Europa hat Erdoğan wenig entgegenzusetzen
Das BRICS-Bündnis ist nur ein weiteres Instrument, um sich diesem Ziel zu nähern. Dabei sieht Erdoğan die Allianz nicht als Alternative zur Nato oder EU, sondern als Ergänzung für seine ehrgeizigen Pläne. Im September betonte er noch, Debatten über eine "Achsenverschiebung" seien unbegründet. Die Türkei müsse sich jedoch an neue "Machtzentren" anpassen, die sich in den Bereichen Wirtschaft, Produktion und Technologie bilden würden, und sich gleichzeitig Chancen in alle Richtungen verschaffen. Zuvor hatte er versichert: "Wir sind ein unerschütterlicher Nato-Verbündeter. Wir glauben jedoch nicht, dass dies unsere Fähigkeit einschränkt, positive Beziehungen zu Nationen wie China und Russland aufzubauen."
Neben der BRICS-Mitgliedschaft bemüht sich Ankara um einen Beitritt zur Schanghaier Organisation für Zusammenarbeit (SOZ). Deren Mitglieder sind China, Russland, Indien, Pakistan, Kasachstan, Kirgistan, Tadschikistan, Usbekistan und Iran. Die Türkei wäre bei einer Aufnahme in das Autokratenbündnis das einzige Nato-Mitglied und der einzige EU-Beitrittskandidat, der das Land offiziell weiterhin ist. Auch die seit Jahren anhaltende Wirtschaftskrise treibt den türkischen Staatschef an. Sein Land sucht nach ausländischen Investitionen. Ankara erkennt in SOZ und BRICS Plattformen, um mit Russland und China besser in Kontakt zu kommen und die Wirtschaftsbeziehungen zu den Schwellenländern auszubauen. Dem hat Europa wenig entgegenzusetzen - außer Hilflosigkeit und Angst gegenüber einem mächtigen Strategen.

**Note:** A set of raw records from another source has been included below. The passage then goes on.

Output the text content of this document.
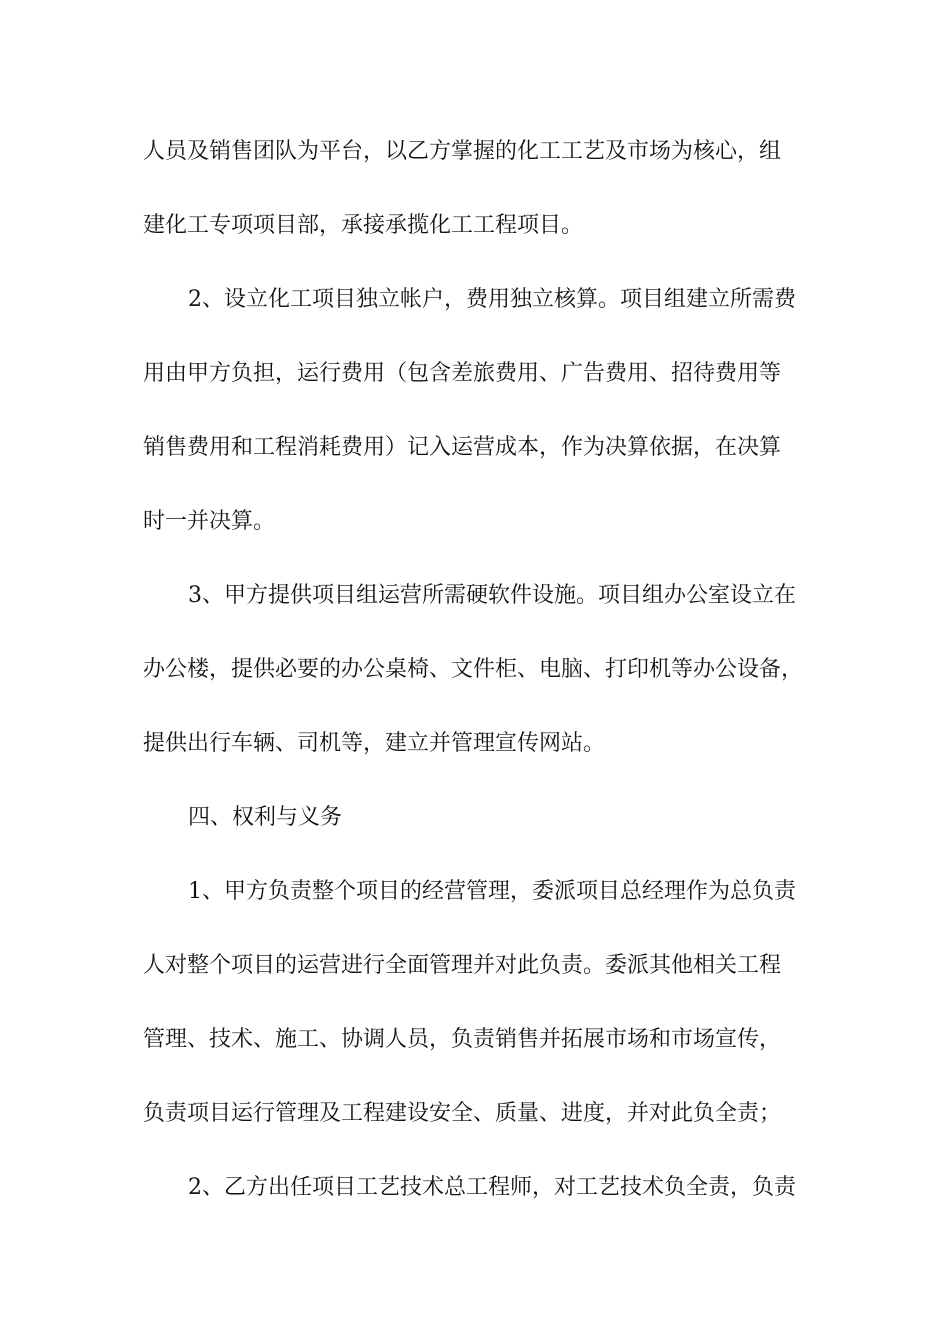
人员及销售团队为平台，以乙方掌握的化工工艺及市场为核心，组
建化工专项项目部，承接承揽化工工程项目。
2、设立化工项目独立帐户，费用独立核算。项目组建立所需费
用由甲方负担，运行费用（包含差旅费用、广告费用、招待费用等
销售费用和工程消耗费用）记入运营成本，作为决算依据，在决算
时一并决算。
3、甲方提供项目组运营所需硬软件设施。项目组办公室设立在
办公楼，提供必要的办公桌椅、文件柜、电脑、打印机等办公设备，
提供出行车辆、司机等，建立并管理宣传网站。
四、权利与义务
1、甲方负责整个项目的经营管理，委派项目总经理作为总负责
人对整个项目的运营进行全面管理并对此负责。委派其他相关工程
管理、技术、施工、协调人员，负责销售并拓展市场和市场宣传，
负责项目运行管理及工程建设安全、质量、进度，并对此负全责；
2、乙方出任项目工艺技术总工程师，对工艺技术负全责，负责
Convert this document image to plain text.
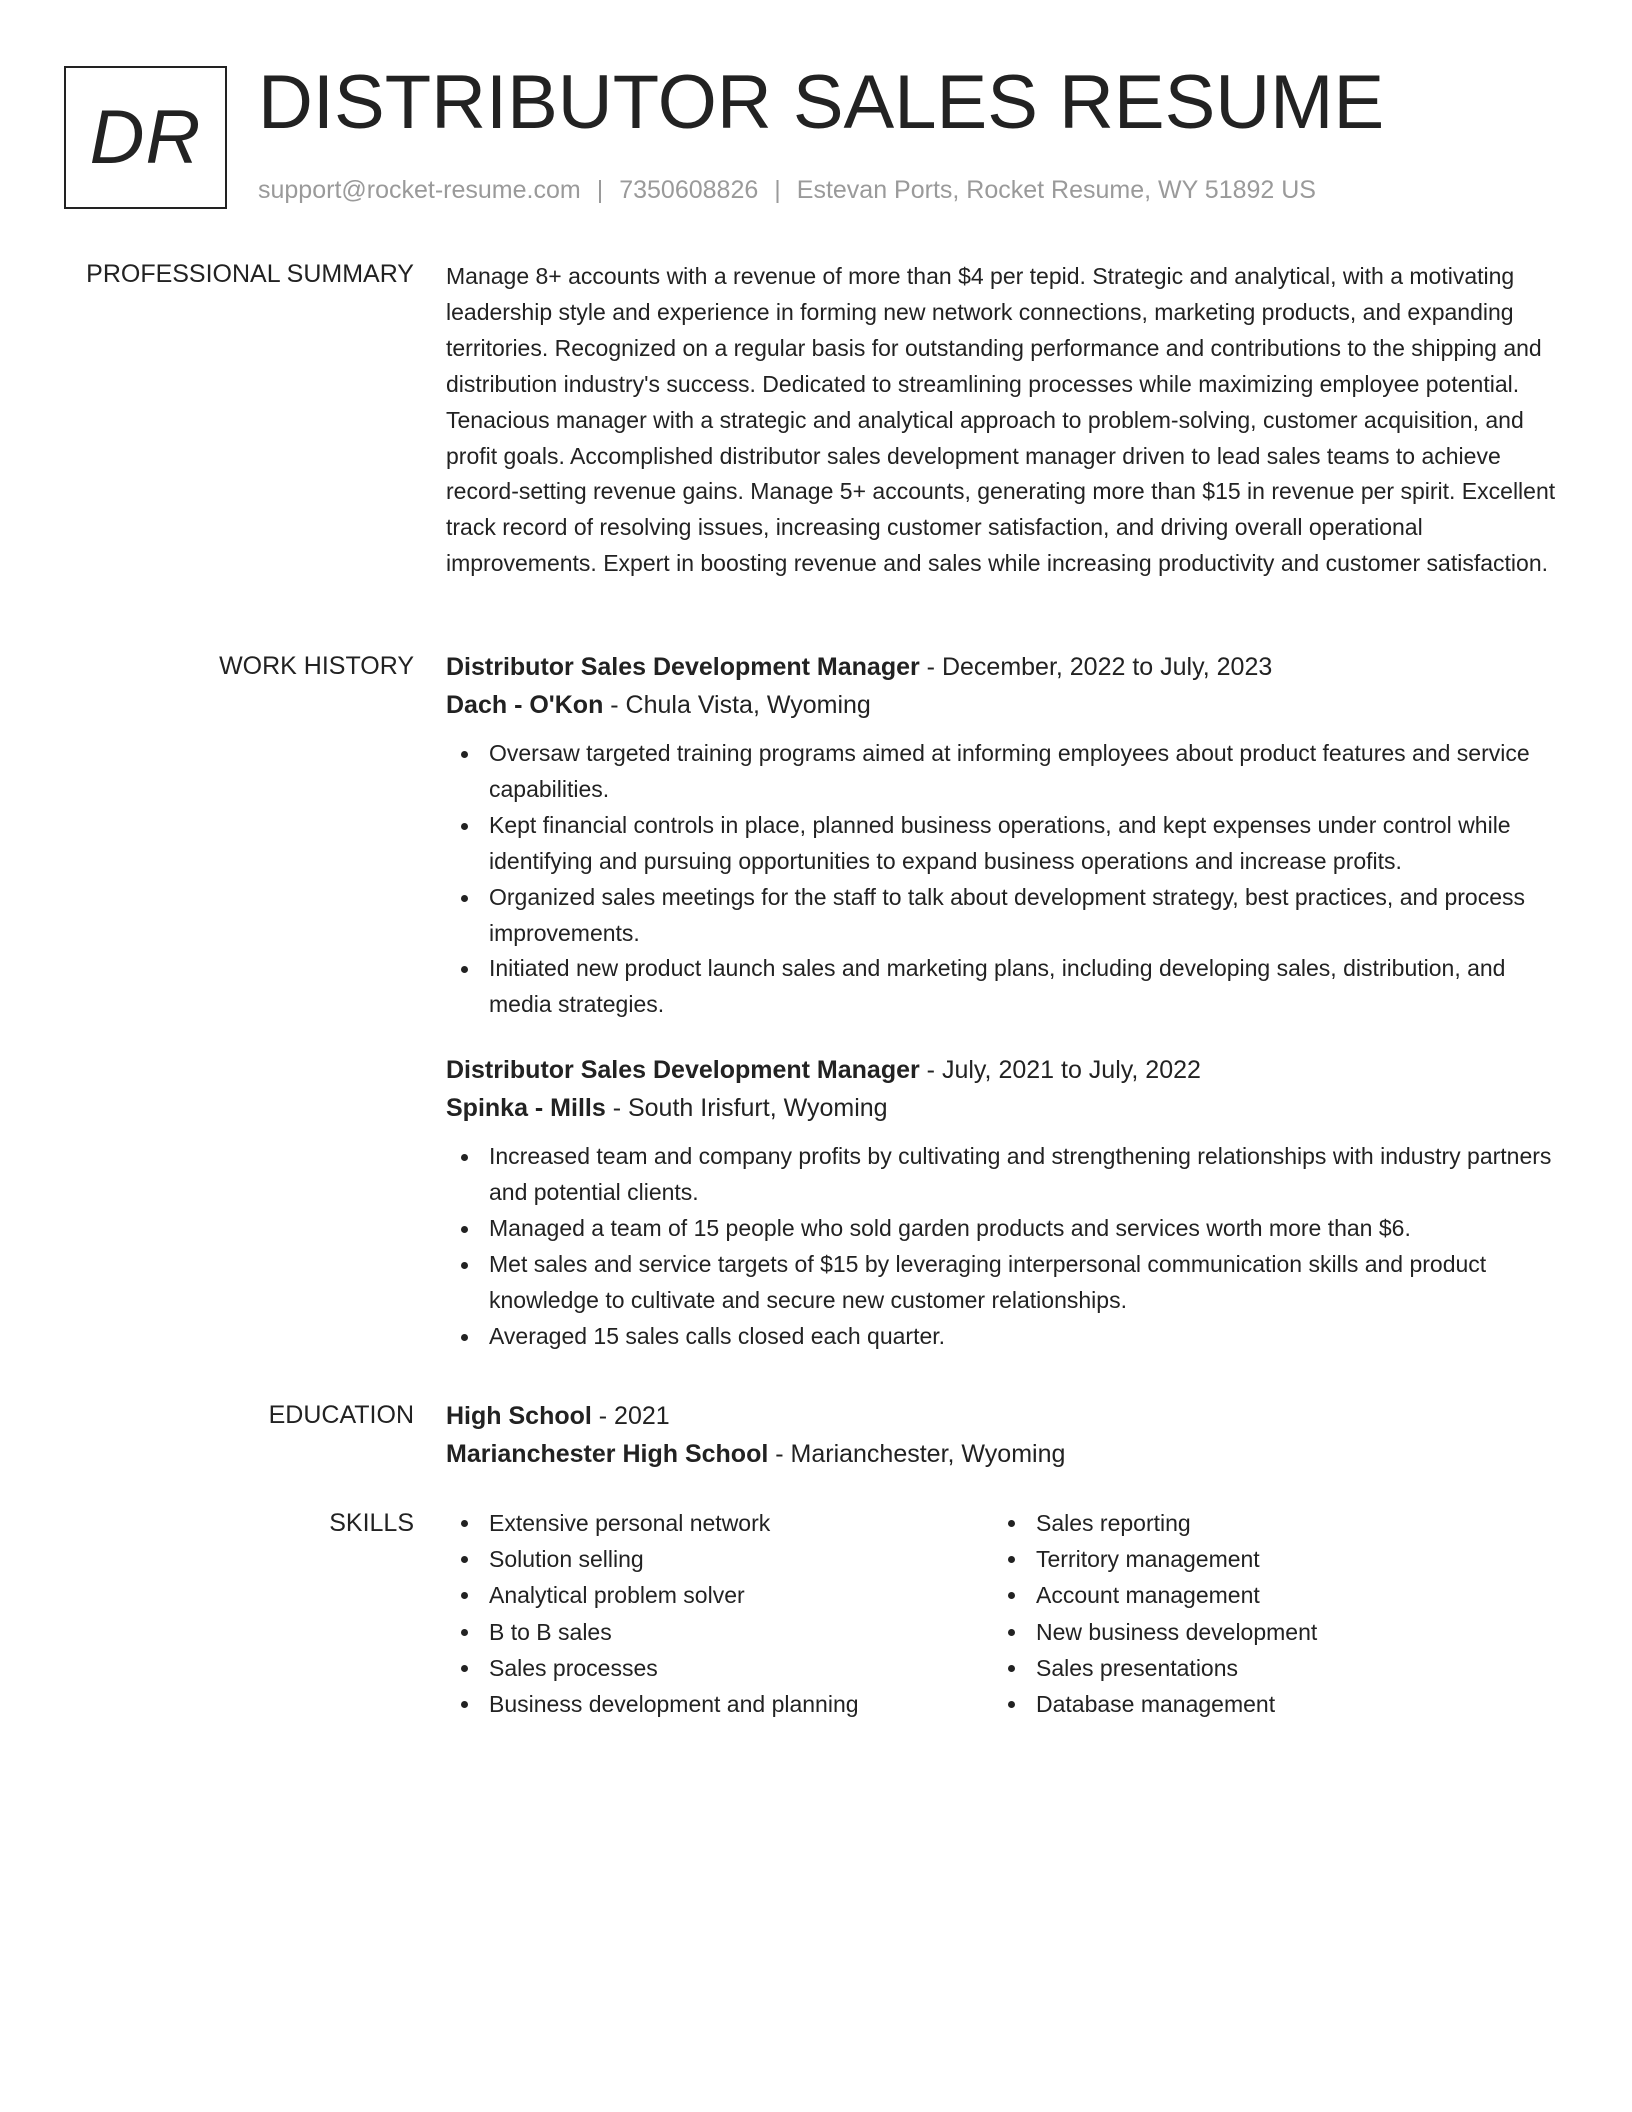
DR DISTRIBUTOR SALES RESUME
support@rocket-resume.com | 7350608826 | Estevan Ports, Rocket Resume, WY 51892 US
PROFESSIONAL SUMMARY Manage 8+ accounts with a revenue of more than $4 per tepid. Strategic and analytical, with a motivating leadership style and experience in forming new network connections, marketing products, and expanding territories. Recognized on a regular basis for outstanding performance and contributions to the shipping and distribution industry's success. Dedicated to streamlining processes while maximizing employee potential. Tenacious manager with a strategic and analytical approach to problem-solving, customer acquisition, and profit goals. Accomplished distributor sales development manager driven to lead sales teams to achieve record-setting revenue gains. Manage 5+ accounts, generating more than $15 in revenue per spirit. Excellent track record of resolving issues, increasing customer satisfaction, and driving overall operational improvements. Expert in boosting revenue and sales while increasing productivity and customer satisfaction.

WORK HISTORY Distributor Sales Development Manager - December, 2022 to July, 2023
Dach - O'Kon - Chula Vista, Wyoming
Oversaw targeted training programs aimed at informing employees about product features and service capabilities.
Kept financial controls in place, planned business operations, and kept expenses under control while identifying and pursuing opportunities to expand business operations and increase profits.
Organized sales meetings for the staff to talk about development strategy, best practices, and process improvements.
Initiated new product launch sales and marketing plans, including developing sales, distribution, and media strategies.
Distributor Sales Development Manager - July, 2021 to July, 2022
Spinka - Mills - South Irisfurt, Wyoming
Increased team and company profits by cultivating and strengthening relationships with industry partners and potential clients.
Managed a team of 15 people who sold garden products and services worth more than $6.
Met sales and service targets of $15 by leveraging interpersonal communication skills and product knowledge to cultivate and secure new customer relationships.
Averaged 15 sales calls closed each quarter.
EDUCATION High School - 2021
Marianchester High School - Marianchester, Wyoming
SKILLS	Extensive personal network
Solution selling
Analytical problem solver
B to B sales
Sales processes
Business development and planning
Sales reporting
Territory management
Account management
New business development
Sales presentations
Database management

Die Position ermöglicht Erdoğan, im Inland ungehemmt aufzutreten. Auf seinem offiziellen Facebook-Account finden sich dieser Tage zahlreiche Posts, in denen er die CHP massiv angreift. Die Sozialdemokraten werden immer wieder mit "kriminellen Vereinigungen" in Verbindung gebracht oder als "Diebe" bezeichnet. Währenddessen wurde in Istanbul ein 16-Jähriger wegen "Beleidigung des Präsidenten" festgenommen, weil er regierungskritische Inhalte in sozialen Medien postete. Auch in Istanbul wurden am Donnerstag Razzien bei der CHP-nahen Stadtverwaltung im Stadtteil Şile durchgeführt. Der Bezirksbürgermeister, der CHP-Politiker Özgür Kabadayı, wurde ebenfalls festgenommen.